LONDON: Leaving the European Union without a proper divorce deal could ground airlines, stop hauliers from lugging goods to the world’s biggest trading bloc and even make headaches for pet owners who want to take their dogs on holiday, according to government documents.
With just six months to go until the United Kingdom is due to leave the EU on March 29, Prime Minister Theresa May has warned that negotiations are at an impasse and that the EU must come up with new proposals on how to craft a divorce settlement.
Many business chiefs and investors fear politics could scupper an agreement, thrusting the world’s fifth largest economy into a “no-deal” Brexit that they say would spook financial markets and silt up the arteries of trade.
Britain, which has warned it could leave without a deal, published 25 technical notices on Monday covering everything from commercial road haulage and buying timber to airline regulations and taking pets abroad.
“If the UK leaves the EU in March 2019 with no agreement in place, UK and EU licensed airlines would lose the automatic right to operate air services between the UK and the EU without seeking advance permission,” the government said.
Overall, the government has published more than 65 such notices giving a glimpse of what a no-deal Brexit — the nightmare scenario for chief executives of most multinationals operating in Britain — would look like.
Amid warnings that trucks could stack up on both sides of the English Channel in the confusion of a no deal, Britain said it would seek to strike bilateral agreements with European countries to ensure hauliers would retain access.
The notices covered a vast swathe of the British economy, warning, for example, that labels on packaged food would have to be changed.
“Use of the term ‘EU’ in origin labelling would no longer be correct for food or ingredients from the UK,” the government said.
Honey producers would have to change their labels while EU countries might not accept British mineral water, the government said.
In the worse case scenario for pet owners, dogs, cats and even ferrets might need health certificates and rabies jabs.
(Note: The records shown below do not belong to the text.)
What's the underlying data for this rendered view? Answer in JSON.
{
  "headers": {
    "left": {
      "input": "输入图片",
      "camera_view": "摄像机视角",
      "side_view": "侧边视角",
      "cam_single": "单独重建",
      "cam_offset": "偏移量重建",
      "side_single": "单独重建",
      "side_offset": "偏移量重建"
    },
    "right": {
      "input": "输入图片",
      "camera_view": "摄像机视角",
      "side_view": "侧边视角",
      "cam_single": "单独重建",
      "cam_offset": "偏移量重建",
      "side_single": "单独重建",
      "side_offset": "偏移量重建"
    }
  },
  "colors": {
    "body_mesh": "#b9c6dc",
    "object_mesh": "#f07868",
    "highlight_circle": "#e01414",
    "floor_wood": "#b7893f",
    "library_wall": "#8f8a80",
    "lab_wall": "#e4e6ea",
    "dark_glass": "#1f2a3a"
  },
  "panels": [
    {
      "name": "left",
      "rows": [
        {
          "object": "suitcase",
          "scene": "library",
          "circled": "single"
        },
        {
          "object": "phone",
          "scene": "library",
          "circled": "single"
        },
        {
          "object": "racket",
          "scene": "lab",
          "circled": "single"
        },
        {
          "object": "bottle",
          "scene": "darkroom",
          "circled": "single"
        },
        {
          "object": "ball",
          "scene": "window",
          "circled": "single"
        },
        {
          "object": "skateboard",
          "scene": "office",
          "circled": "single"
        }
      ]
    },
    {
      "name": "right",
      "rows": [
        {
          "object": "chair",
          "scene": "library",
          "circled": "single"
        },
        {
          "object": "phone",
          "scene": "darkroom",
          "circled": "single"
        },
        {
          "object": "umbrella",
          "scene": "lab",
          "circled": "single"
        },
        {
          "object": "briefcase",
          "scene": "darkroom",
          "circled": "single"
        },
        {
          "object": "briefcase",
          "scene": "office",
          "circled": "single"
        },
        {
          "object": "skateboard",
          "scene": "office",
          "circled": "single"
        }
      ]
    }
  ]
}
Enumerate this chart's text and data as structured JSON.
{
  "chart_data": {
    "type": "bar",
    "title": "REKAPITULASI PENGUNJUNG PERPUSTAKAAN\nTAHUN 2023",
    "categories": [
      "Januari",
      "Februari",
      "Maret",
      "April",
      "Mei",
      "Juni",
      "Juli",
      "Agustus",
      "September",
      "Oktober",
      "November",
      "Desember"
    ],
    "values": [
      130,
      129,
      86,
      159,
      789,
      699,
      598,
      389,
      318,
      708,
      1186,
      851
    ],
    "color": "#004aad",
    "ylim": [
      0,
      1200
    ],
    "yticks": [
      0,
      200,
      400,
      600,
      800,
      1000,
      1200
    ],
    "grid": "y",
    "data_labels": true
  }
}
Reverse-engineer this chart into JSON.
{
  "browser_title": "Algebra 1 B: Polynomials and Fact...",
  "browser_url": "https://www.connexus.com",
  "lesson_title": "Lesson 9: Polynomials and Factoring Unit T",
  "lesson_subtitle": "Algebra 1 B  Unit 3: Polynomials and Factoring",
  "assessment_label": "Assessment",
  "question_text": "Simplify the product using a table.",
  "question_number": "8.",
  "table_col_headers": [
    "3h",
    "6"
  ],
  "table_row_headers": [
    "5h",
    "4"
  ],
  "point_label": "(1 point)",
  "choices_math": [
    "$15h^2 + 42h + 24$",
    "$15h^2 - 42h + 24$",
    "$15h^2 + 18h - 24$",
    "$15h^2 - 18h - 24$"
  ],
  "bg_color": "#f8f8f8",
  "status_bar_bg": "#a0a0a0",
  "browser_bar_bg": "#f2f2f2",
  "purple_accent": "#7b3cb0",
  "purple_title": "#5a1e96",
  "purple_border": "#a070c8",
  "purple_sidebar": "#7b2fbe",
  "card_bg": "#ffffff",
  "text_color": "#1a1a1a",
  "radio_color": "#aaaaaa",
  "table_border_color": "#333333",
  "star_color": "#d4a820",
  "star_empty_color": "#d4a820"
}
Travel plans would have to be discussed with a vet at least four months in advance before traveling to the EU.
That would mean someone wanting to take their pet to the EU on March 30, 2019, the day after Britain leaves the bloc, would have to discuss the trip with a vet before the end of November.
Without a deal, the UK would move from seamless trade with the rest of the EU to customs arrangements set by the World Trade Organization for external states with no preferential deals.
Brexiteers accept there is likely to be some short-term economic pain but say the government is trying to scare voters about the impact of a no-deal Brexit.
Britain, many Brexiteers say, will thrive in the longer term if cut loose from what they see as a doomed experiment in German-dominated unity and excessive debt-funded welfare spending.